Questa coerenza e questa integrità erano il nostro patrimonio spirituale. Allora, che senso ha la tua polemica con Marcello Veneziani per difendere l’indifendibile? Ora le priorità sono altre. Il nostro Paese sta vivendo una crisi sociale ed economica sempre più tragica e ingovernabile. Cresce il rischio che si scatenino disordini, rivolte e violenze di piazza alimentate dalle periferie emarginate, dai centri sociali, dalle masse esasperate, dalla criminalità organizzata. Potremmo subire devastazioni molto peggiori di quelle provocate dai tumulti delle banlieuses parigine durante l’autunno del 2005. Il nostro sistema di democrazia rappresentativa è avvitato in una crisi irreversibile. Le istituzioni, tormentate dagli scontri corporativi per il potere, stanno perdendo il ruolo di garanzia e la loro credibilità. Per tutte queste ragioni e per rispetto del suo ruolo storico la destra ha il dovere di ritrovare unità, forza, senso di responsabilità e un progetto politico in grado di affrontare anni drammatici per l’Italia e per il suo popolo. Caro Gianni, ti ricordi che il nostro principale compito era quello di preparare i giovani a vivere questa crisi epocale? E tanto per citare un’occasione, ti ricordi la disponibilità dei rappresentanti delle élites del “Movimento Kibbutzim” a realizzare con noi un laboratorio sociopolitico che coinvolgesse i giovani di una nuova destra solidarista? Sì? Siamo rimasti esattamente a quel punto.

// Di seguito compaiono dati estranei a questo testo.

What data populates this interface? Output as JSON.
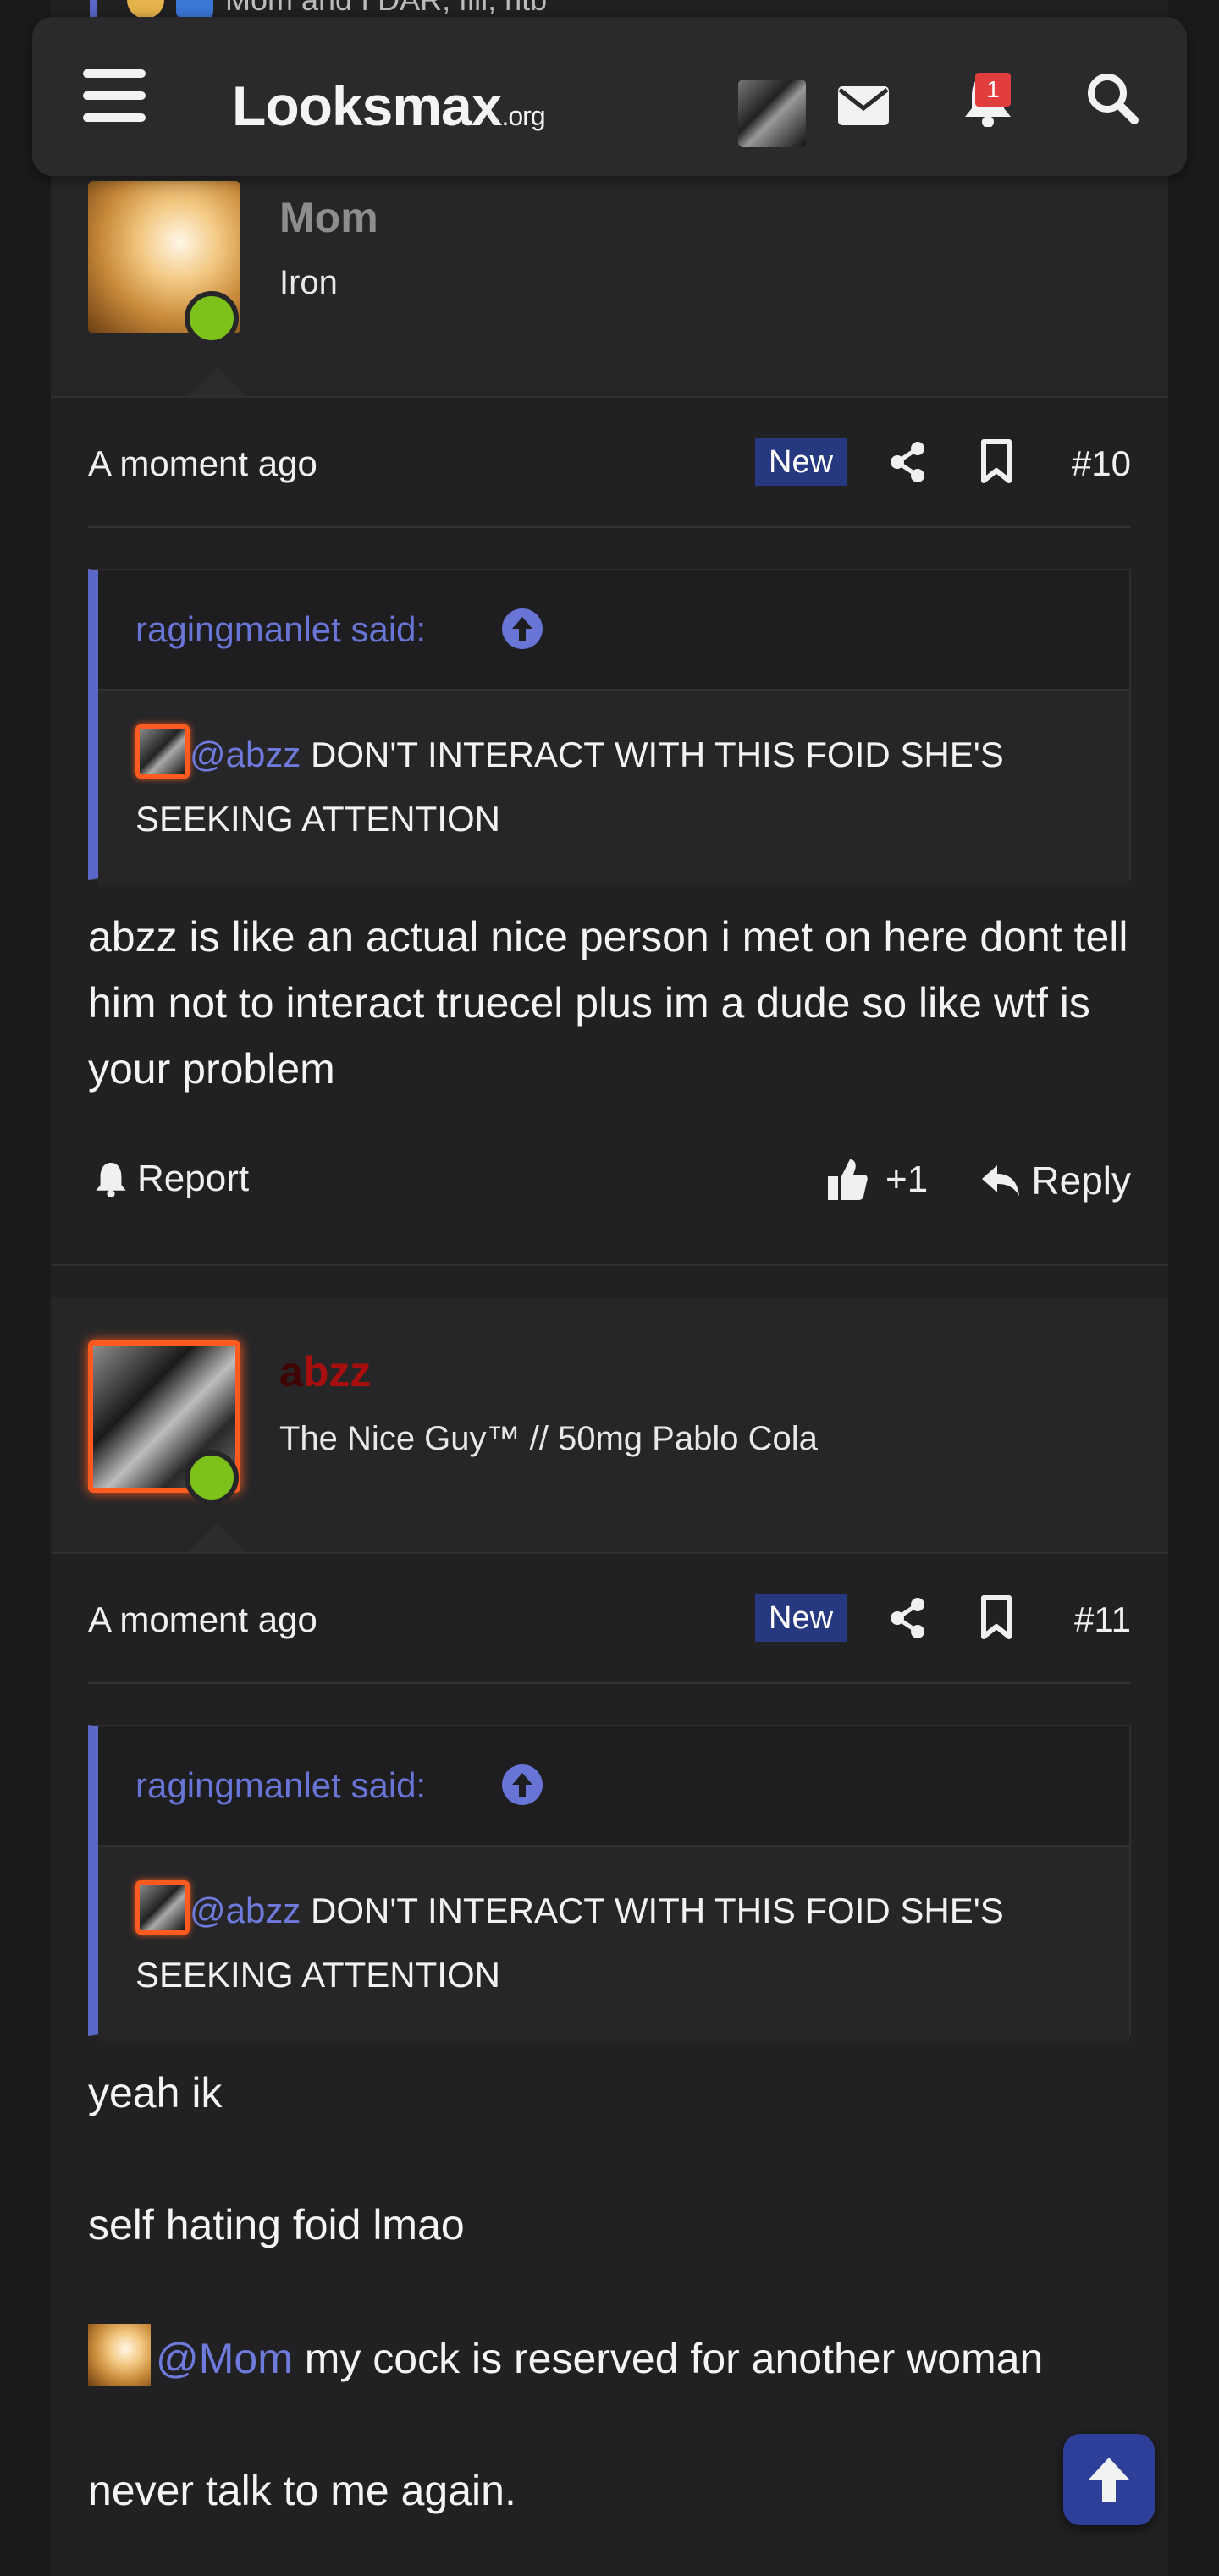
{
  "header": {
    "logo_main": "Looksmax",
    "logo_suffix": ".org",
    "notification_count": "1",
    "icons": [
      "menu-icon",
      "envelope-icon",
      "bell-icon",
      "search-icon"
    ]
  },
  "peek": {
    "text": "Mom and I DAR, fill, htb"
  },
  "posts": [
    {
      "username": "Mom",
      "username_color": "#8d8d8d",
      "user_title": "Iron",
      "time": "A moment ago",
      "new_label": "New",
      "post_number": "#10",
      "quote": {
        "author": "ragingmanlet said:",
        "mention": "@abzz",
        "text": " DON'T INTERACT WITH THIS FOID SHE'S SEEKING ATTENTION"
      },
      "body": [
        "abzz is like an actual nice person i met on here dont tell him not to interact truecel plus im a dude so like wtf is your problem"
      ],
      "actions": {
        "report": "Report",
        "reaction": "+1",
        "reply": "Reply"
      }
    },
    {
      "username_first": "a",
      "username_rest": "bzz",
      "username_color": "#a70f0f",
      "user_title": "The Nice Guy™ // 50mg Pablo Cola",
      "time": "A moment ago",
      "new_label": "New",
      "post_number": "#11",
      "quote": {
        "author": "ragingmanlet said:",
        "mention": "@abzz",
        "text": " DON'T INTERACT WITH THIS FOID SHE'S SEEKING ATTENTION"
      },
      "body": {
        "line1": "yeah ik",
        "line2": "self hating foid lmao",
        "mention": "@Mom",
        "line3": " my cock is reserved for another woman",
        "line4": "never talk to me again."
      }
    }
  ],
  "colors": {
    "accent": "#5a66c8",
    "mention": "#6f7bdc",
    "online": "#7cc21b",
    "new_badge": "#26387f",
    "scroll_button": "#2e3f9a"
  }
}
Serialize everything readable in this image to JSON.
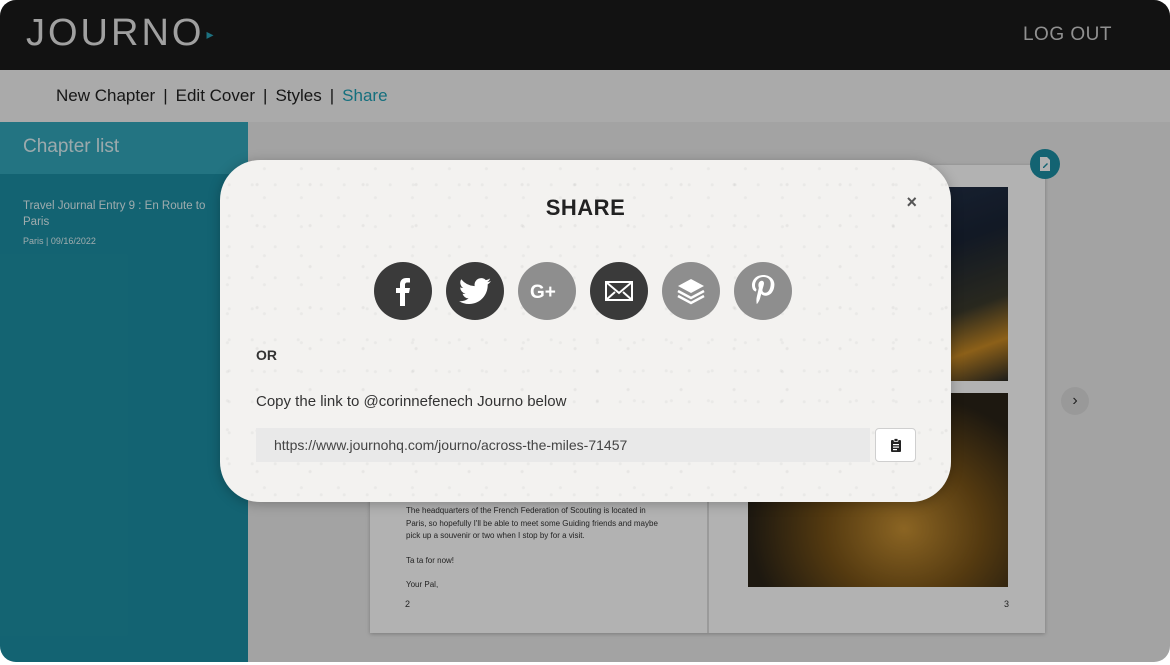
{
  "app": {
    "logo": "JOURNO",
    "logout_label": "LOG OUT"
  },
  "nav": {
    "items": [
      "New Chapter",
      "Edit Cover",
      "Styles",
      "Share"
    ],
    "active": "Share",
    "separator": "|"
  },
  "sidebar": {
    "heading": "Chapter list",
    "entries": [
      {
        "title": "Travel Journal Entry 9 : En Route to Paris",
        "meta": "Paris | 09/16/2022"
      }
    ]
  },
  "book": {
    "left_page_text": [
      "The headquarters of the French Federation of Scouting is located in Paris, so hopefully I'll be able to meet some Guiding friends and maybe pick up a souvenir or two when I stop by for a visit.",
      "Ta ta for now!",
      "Your Pal,"
    ],
    "left_page_number": "2",
    "right_page_number": "3"
  },
  "modal": {
    "title": "SHARE",
    "close_label": "×",
    "share_icons": [
      "facebook-icon",
      "twitter-icon",
      "google-plus-icon",
      "email-icon",
      "layers-icon",
      "pinterest-icon"
    ],
    "or_label": "OR",
    "copy_label": "Copy the link to @corinnefenech Journo below",
    "link_value": "https://www.journohq.com/journo/across-the-miles-71457"
  },
  "colors": {
    "accent": "#1c8fa4",
    "topbar": "#1b1b1b",
    "icon_dark": "#3a3a3a",
    "icon_grey": "#8e8e8e"
  }
}
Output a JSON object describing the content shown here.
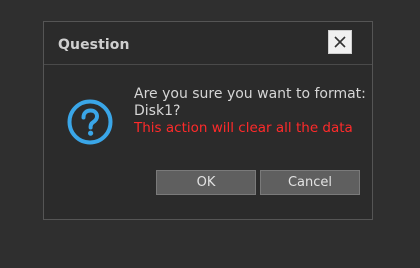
{
  "dialog": {
    "title": "Question",
    "close_icon": "close-icon",
    "question_icon": "question-circle-icon",
    "message_line1": "Are you sure you want to format:",
    "message_line2": "Disk1?",
    "warning": "This action will clear all the data",
    "ok_label": "OK",
    "cancel_label": "Cancel"
  },
  "colors": {
    "background": "#2f2f2f",
    "dialog_background": "#2b2b2b",
    "accent_icon": "#3aa6e8",
    "warning_text": "#ff2a2a",
    "button_background": "#5f5f5f"
  }
}
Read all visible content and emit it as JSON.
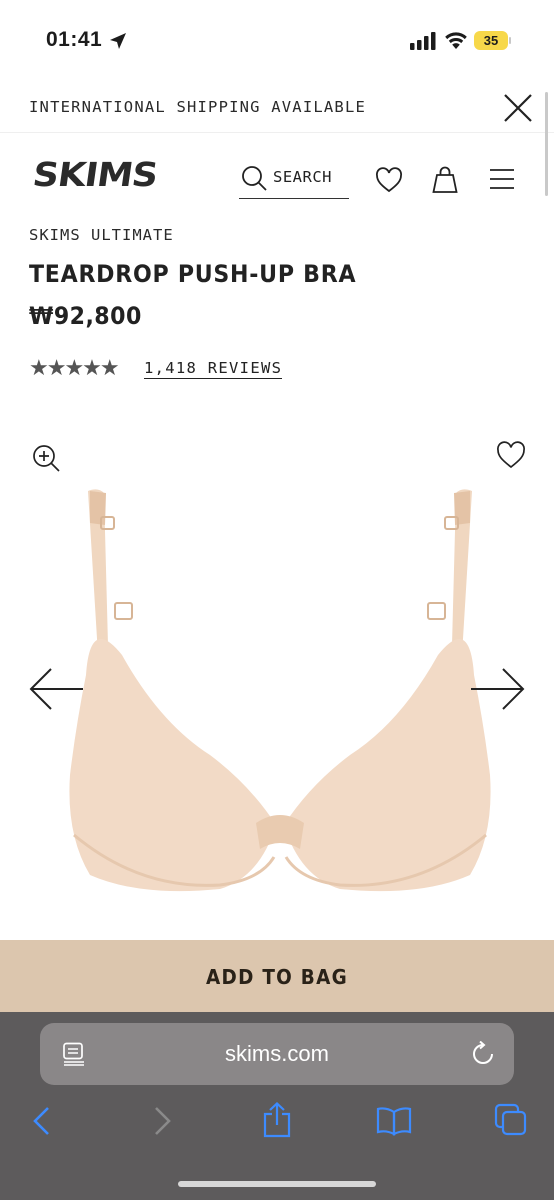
{
  "status_bar": {
    "time": "01:41",
    "battery": "35"
  },
  "promo": {
    "text": "INTERNATIONAL SHIPPING AVAILABLE"
  },
  "header": {
    "logo": "SKIMS",
    "search_label": "SEARCH"
  },
  "product": {
    "brand": "SKIMS ULTIMATE",
    "title": "TEARDROP PUSH-UP BRA",
    "price": "₩92,800",
    "rating_stars": "★★★★★",
    "rating_value": 5,
    "reviews": "1,418 REVIEWS"
  },
  "cta": {
    "add_to_bag": "ADD TO BAG"
  },
  "browser": {
    "url": "skims.com"
  },
  "colors": {
    "accent": "#dcc6ae",
    "product_nude": "#f1d8c2",
    "safari_bar": "#5d5b5c"
  }
}
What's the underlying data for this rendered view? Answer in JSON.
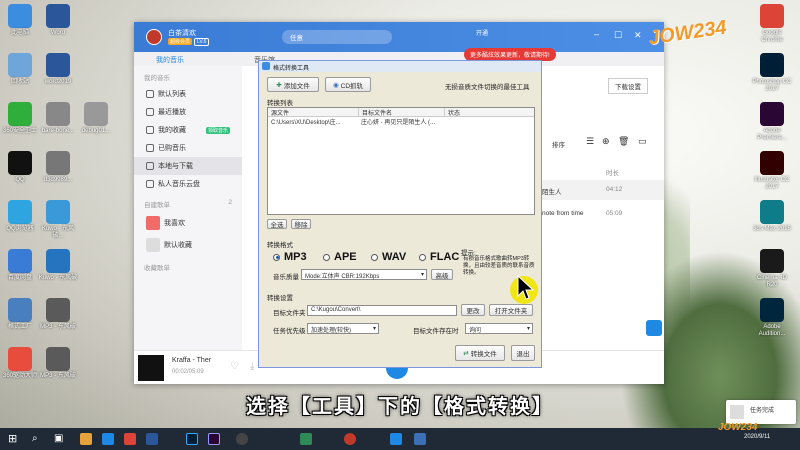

Abbiamo bruciato cinque lunghi e preziosi anni. Ora non ci sono alternative né scuse. Dobbiamo ricostruire subito la nostra comunità politica e umana con umiltà, con spirito di servizio, con pazienza e sacrificio, senza ambizioni individualistiche, scegliendo le persone migliori e più generose. Anche, per esempio, incominciando a usare in modo trasparente l’enorme patrimonio economico e finanziario della Fondazione An , che, in onestà, dovrebbe appartenere ai militanti. Le polemiche e le patetiche autodifese non servono. Caro Gianni, solo chi offrirà se stesso in maniera disinteressata, abbandonando le presunzioni e operando con integrità, potrà collaborare alla creazione di una comunità solidale di destra degna delle sue tradizioni e dei suoi valori. La destra non è morta: è ferita, gravemente, ma è curabile. Sì caro Gianni, è curabile se i “colonnelli” e le loro corti, invece di continuare a difendere gli interessi personali, ritroveranno dignità sufficiente e lo spirito generoso che animava la loro gioventù. In ogni caso, abbiamo tutti il dovere di lottare per garantire il futuro e il decoro delle generazioni che verranno e il diritto di difenderci dai “distruttori”. Con sincerità, speranza e coraggio. Come una cordata, d’inverno, sulla parete nord del Cervino.